Shannon Bolin (January 1, 1917 – March 25, 2016) was an American actress and singer. A March 10, 1941, article in The Mason City Globe-Gazette said that she was "known as 'The Lady with the Dark Blue Voice'".

==Early years==
Ione Shannon Bolin was born in Spencer, South Dakota, on Jan. 1, 1917. Her parents were Gracie Elsie Bolin and Harry Bolin, a hotel owner who raised horses during the Depression. In an interview she said her father named her Ione "because I was born on the first of January, which is 1-1, or 1-one. That's South Dakota humor for you.” Notable teenage vocal performances included those before a statewide meeting of the South Dakota Educators Association in November 1938.

At age 20, she headed to the East Coast to pursue a career as a singer. In Washington, D.C., Bolin worked for CBS Radio and during World War II she became the host of her own musical program. In March 1944 she appeared at New York's Stage Door Canteen. The following month she performed at the Brooklyn Museum on an all-Russian program with the Chamber Music Guild of Washington, with which she had been associated while living there. In 1944 she also auditioned for the New York's New Opera Company and won a place in the ensemble. By 1945 she had been heard over New York's WHN radio station.

==Stage==
As a member of the NBC Opera Theater roster, she appeared on a nationwide telecast of Puccini's Suor Angelica on 5 December 1954 in the contralto role of The Princess. Bolin then portrayed Meg Boyd in both the 1955-57 original Broadway production and the 1958 film version of Damn Yankees.

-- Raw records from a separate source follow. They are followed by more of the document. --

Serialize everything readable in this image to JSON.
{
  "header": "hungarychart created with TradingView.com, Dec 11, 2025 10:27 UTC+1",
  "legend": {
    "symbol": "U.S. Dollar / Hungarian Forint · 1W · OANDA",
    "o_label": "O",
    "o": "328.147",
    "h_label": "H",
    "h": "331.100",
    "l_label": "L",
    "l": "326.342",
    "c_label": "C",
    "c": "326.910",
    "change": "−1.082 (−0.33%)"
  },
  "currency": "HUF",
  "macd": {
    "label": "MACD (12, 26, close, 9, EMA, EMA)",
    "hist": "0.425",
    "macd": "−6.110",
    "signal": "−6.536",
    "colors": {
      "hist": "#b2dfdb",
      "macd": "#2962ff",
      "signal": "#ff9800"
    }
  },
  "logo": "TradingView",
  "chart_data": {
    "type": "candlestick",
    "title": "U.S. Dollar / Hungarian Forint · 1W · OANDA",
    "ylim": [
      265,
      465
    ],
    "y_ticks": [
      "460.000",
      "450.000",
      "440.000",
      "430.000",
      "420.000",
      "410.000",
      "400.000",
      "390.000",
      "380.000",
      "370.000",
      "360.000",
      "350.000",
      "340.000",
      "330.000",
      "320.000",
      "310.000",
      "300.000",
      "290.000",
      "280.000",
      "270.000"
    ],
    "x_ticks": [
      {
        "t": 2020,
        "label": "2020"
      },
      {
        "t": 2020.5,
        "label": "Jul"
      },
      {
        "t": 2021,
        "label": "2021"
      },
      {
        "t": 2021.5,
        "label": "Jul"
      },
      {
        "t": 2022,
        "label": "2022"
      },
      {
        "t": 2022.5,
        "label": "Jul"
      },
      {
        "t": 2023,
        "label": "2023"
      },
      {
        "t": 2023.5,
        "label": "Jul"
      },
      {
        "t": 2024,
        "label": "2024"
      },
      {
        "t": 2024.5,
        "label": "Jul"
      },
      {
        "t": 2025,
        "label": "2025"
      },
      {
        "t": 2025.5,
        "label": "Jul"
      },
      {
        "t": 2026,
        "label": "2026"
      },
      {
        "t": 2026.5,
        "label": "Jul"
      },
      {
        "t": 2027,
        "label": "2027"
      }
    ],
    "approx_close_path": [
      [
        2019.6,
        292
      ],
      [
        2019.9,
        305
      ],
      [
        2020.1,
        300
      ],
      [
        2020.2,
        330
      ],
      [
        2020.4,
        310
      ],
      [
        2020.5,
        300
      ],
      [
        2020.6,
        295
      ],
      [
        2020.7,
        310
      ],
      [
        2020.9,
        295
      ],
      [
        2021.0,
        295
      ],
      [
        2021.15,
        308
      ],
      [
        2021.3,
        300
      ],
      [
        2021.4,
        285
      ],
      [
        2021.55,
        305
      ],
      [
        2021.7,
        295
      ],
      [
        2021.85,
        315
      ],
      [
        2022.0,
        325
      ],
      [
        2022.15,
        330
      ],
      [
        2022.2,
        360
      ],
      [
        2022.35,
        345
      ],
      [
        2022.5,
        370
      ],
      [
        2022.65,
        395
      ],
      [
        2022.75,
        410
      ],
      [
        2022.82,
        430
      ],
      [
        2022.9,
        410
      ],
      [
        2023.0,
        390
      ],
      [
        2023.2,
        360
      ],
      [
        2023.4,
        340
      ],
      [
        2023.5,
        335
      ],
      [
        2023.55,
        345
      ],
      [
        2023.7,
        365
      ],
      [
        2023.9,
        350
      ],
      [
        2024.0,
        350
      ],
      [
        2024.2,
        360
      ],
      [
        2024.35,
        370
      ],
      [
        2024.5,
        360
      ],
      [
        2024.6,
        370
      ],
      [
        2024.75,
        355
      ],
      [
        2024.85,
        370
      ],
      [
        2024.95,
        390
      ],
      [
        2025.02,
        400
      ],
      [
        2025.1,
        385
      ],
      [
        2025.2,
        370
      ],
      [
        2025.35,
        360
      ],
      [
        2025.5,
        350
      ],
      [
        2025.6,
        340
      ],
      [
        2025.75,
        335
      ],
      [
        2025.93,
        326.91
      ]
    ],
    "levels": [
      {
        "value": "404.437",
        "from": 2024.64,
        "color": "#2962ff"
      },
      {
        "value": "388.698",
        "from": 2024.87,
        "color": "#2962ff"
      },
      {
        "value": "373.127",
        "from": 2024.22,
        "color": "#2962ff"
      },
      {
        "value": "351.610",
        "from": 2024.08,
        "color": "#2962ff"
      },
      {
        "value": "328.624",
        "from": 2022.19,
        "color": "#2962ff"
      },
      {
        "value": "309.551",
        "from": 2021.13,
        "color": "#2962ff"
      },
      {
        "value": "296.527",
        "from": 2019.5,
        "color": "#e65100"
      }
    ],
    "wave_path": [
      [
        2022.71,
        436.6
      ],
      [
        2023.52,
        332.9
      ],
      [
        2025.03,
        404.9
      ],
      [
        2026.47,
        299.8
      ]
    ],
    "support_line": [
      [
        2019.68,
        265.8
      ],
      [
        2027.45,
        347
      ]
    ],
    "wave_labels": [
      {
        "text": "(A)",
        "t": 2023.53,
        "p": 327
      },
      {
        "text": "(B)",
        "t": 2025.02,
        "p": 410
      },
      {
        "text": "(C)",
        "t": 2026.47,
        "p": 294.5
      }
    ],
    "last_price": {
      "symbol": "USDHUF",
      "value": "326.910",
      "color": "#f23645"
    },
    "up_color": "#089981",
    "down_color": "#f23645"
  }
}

Her other stage roles include The Golden Apple (as Mrs. Juniper), Only in America (as Kate Golden), The Student Gypsy (as Zampa Allescu) Take Me Along (as Lily), Xmas in Las Vegas (as Eleanor Wellspot), and Helen Goes to Troy, for which she used the pseudonym Anne Bolin.

Bolin worked with Marc Blitzstein on Regina the opera based on The Little Foxes. She played the alternate lead when the work debuted on Broadway.

==Film==
In addition to the film version of Damn Yankees, Bolin's other film appearances include If Ever I See You Again (1978) and the low-budget horror film The Children (1980).

==Radio==
Bolin did radio work in New York City for the Theatre Guild of the Air production of Allegro. She sang Brahms lieder on WQXR for the Stromberg-Carlson series.

In the early 1940s, she was a regular singer on the CBS program Your Town and Ours.

==Television==
Bolin appeared on television in the NBC Opera Theatre production of Suor Angelica, in which she played the Princess, and the Jackie Gleason Show, a special titled "The Christmas List" as Gleason's wife.

==Recording==
In 1955, Bolin recorded "an album of seldom-heard songs by top composers" for Vanguard Records. She and her husband "dug through thousands of 'long-lost' tunes by top songwriters and came up with 12 which they call Rare Wine". The composers and lyricists were Vernon Duke, Alec Wilder, Noël Coward, Ira and George Gershwin, Richard Rodgers, Larry Hart, Oscar Hammerstein, Jerome Kern, Ogden Nash, Frank Loesser, Johann Strauss, Edward Eager, Bart Howard, and John LaTouche.

==Personal life and death==
Bolin married Milton Kaye (1909–2006), a New York pianist, composer and arranger, in 1946. Kaye and Bolin recorded an album, Rare Wine. In 2002, the couple appeared together in a commercial for DeBeers diamonds. She died at the age of 99 on March 25, 2016.